Nevertheless, with so many talented engineers in our team, we find that, overall, Rust improves productivity and code quality significantly while keeping the negative impact under control.
Learning from our experience
This blog is not about convincing every database development team to abandon their entire C++ codebase and rewrite their system in Rust from scratch. Instead, its primary purpose is to tell people why we made such a decision. Rewriting the entire code base is no fun; instead, it's excruciating for a startup where wasting time is suicidal. In fact, despite the apparent benefits brought by Rust, we probably wouldn't have made this tough decision without the following key factors:
- We were at that time refactoring our code base to adapt to our new system architecture, and rewriting (at least a portion of) the codebase became inevitable.
- We have a few Rust enthusiasts (Rustaceans!) in our team, and they kept evangelizing Rust to other engineers and convinced the entire team that rewriting in Rust was a practical option.

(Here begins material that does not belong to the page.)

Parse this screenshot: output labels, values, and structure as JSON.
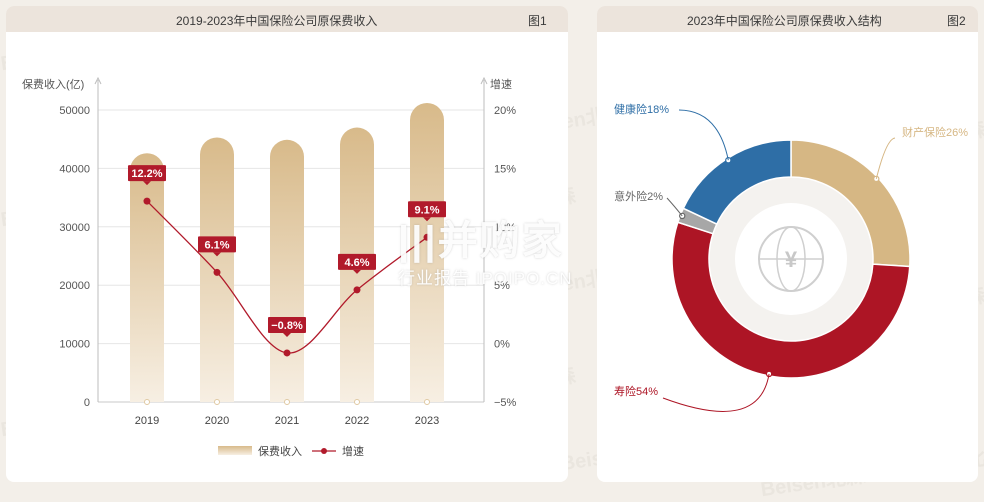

- We expanded our engineering team rapidly, and more engineers joined us in the summer of 2021, which significantly accelerated the codebase rewriting.
Rust is a cool programming language, and everyone should try it. But don’t rewrite your project simply because it is cool to do so. If you are considering whether to rewrite your production-level project in Rust, then please ask yourself the following questions:
- Will low-level programming, performance, memory safety, and package management become a concern for your project?
- Do you have any Rust experts who can help avoid potential pitfalls?
- How long will it take to rewrite this project?
- Will you miss any critical deadlines because of the rewriting?
- Do you have in-house training programs on Rust?
You can decide after careful deliberation of answers to these questions. Again, Rust (or any other language) will never determine the destiny of your project. But making a wise choice may save you hundreds or even thousands of man-months.